GPS needs that because at the speed of light in vacuum that corresponds to ~2cm of wavelength, which is only 2 orders of magnitude from the design accuracy of the whole system.



Cycle-to-cycle accuracy of an atomic clock (then called a timing and frequency standard) is never dominated by the resonance frequency, and you never extract the timing information from the radio-frequency that interacts with the physics directly.

The reference frequency used externally for timing is the reference oscillator which typically was 5 or 10 MHz, but nowadays tends to be 100 MHz as HF electronics became better.

For an older Caesium clock, a block diagram is explained on this page: http://www.leapsecond.com/museum/hp5062c/theory.htm

{a Rb clock is very similar electronically, only you are not looking at count-rates of Cs atoms flying through your spin filter but you are observing the optical attenuation of a rubidium gas, both vary with radio-frequency waves being injected into the package. Also Cs is a primary standard and Rb is very stable - but adjustable and susceptible to extarnal magnetic fields.}

From the reference frequency, a series of synthesizers / multipliers generate the radio frequency that is relevant to the physics process.

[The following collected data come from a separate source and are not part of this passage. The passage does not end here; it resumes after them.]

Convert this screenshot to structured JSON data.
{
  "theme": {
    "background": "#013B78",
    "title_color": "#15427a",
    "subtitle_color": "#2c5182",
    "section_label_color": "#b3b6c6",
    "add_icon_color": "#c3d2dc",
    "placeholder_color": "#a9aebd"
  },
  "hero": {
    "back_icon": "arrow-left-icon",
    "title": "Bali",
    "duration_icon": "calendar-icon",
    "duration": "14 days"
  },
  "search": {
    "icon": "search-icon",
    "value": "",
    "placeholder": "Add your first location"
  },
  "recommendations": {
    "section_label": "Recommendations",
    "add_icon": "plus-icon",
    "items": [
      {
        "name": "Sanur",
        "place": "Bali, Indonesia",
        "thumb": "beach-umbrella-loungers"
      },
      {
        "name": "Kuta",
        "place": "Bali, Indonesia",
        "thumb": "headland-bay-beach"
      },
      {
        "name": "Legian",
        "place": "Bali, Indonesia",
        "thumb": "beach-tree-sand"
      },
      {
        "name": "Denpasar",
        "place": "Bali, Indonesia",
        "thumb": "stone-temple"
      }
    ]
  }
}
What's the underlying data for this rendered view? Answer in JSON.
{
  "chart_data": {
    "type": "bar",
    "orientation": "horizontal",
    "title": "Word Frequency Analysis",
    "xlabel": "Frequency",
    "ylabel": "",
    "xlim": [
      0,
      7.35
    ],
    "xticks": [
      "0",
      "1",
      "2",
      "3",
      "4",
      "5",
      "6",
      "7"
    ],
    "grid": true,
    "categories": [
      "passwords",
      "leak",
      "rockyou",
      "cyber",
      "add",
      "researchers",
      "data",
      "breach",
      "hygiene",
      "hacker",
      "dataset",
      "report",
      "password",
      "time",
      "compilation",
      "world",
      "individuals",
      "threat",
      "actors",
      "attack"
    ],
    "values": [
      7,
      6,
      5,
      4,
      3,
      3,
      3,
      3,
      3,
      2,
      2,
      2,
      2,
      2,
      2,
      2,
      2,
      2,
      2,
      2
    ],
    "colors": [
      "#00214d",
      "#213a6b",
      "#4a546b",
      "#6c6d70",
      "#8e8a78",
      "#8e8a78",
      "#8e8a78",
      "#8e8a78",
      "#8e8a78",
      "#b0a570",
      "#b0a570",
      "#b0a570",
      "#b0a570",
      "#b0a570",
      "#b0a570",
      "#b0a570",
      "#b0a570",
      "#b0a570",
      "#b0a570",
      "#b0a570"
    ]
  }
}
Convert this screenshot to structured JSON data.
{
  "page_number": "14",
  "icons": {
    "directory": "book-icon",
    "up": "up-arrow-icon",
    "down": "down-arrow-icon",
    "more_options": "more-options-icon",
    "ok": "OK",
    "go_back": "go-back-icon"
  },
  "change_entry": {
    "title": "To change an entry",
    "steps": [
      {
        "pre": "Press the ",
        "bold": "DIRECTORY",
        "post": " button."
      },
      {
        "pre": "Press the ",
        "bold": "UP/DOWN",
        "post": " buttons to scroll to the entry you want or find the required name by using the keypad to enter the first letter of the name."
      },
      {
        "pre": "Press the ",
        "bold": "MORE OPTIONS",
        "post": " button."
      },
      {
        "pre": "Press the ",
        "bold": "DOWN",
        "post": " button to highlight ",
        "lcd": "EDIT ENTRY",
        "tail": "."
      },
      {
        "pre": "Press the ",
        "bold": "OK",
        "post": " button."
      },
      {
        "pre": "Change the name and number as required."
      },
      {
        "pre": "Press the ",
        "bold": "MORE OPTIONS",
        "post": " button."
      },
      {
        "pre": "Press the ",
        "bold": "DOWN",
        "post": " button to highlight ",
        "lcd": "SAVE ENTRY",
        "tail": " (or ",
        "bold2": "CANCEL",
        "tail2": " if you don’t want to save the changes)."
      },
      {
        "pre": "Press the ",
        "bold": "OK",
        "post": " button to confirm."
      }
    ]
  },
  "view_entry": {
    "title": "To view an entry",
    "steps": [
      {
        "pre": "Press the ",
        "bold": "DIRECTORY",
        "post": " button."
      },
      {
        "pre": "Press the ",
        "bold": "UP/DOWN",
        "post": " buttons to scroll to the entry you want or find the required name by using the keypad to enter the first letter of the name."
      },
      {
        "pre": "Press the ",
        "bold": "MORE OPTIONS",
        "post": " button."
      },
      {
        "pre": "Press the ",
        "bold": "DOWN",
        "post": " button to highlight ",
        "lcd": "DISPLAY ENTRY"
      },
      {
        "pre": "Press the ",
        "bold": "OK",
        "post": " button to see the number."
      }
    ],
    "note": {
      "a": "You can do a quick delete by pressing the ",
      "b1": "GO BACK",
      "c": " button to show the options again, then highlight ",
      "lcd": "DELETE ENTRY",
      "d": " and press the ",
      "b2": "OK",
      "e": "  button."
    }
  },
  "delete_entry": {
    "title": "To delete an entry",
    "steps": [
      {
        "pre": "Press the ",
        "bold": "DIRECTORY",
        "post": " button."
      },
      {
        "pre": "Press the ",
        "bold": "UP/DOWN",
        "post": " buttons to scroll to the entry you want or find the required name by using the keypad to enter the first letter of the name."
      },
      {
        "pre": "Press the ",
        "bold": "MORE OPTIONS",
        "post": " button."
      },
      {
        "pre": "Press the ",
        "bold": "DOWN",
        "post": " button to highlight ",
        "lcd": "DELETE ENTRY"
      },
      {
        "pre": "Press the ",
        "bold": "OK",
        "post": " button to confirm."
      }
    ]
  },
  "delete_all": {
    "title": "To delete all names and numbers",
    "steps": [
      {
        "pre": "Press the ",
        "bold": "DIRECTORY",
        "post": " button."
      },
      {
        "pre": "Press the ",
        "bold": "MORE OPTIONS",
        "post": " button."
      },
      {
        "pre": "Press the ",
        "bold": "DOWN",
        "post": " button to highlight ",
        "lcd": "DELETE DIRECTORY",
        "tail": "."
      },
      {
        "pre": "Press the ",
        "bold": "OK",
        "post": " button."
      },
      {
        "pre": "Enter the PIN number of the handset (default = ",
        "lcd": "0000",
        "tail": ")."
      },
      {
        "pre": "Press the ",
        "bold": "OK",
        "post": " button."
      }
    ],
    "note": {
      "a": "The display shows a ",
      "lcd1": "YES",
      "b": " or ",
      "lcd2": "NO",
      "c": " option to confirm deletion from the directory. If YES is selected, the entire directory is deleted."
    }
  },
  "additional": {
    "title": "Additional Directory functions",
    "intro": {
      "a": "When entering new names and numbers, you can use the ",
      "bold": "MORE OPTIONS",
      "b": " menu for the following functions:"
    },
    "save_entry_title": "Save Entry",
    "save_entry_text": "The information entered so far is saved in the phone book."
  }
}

And this frequency is then modulated slightly (137 Hz label in Figure 5) so that correlation in the physics process from being too high, or too low in resonance frequency, can be observed (Figure 9, you vary between f2 and f1 137 times per second).

A good GPS steered quartz oscillator will use around 100s of loop time-constant, the time constant for the control loop in a caesium clock will be much higher.


I'm not following your ire. I don't understand why you think adding all the detail above is inconsistent with "functionally, all an atomic clock is really doing is counting cycles (and, OK, tracking phase) of a known transition of some isotope or another. You're just describing how.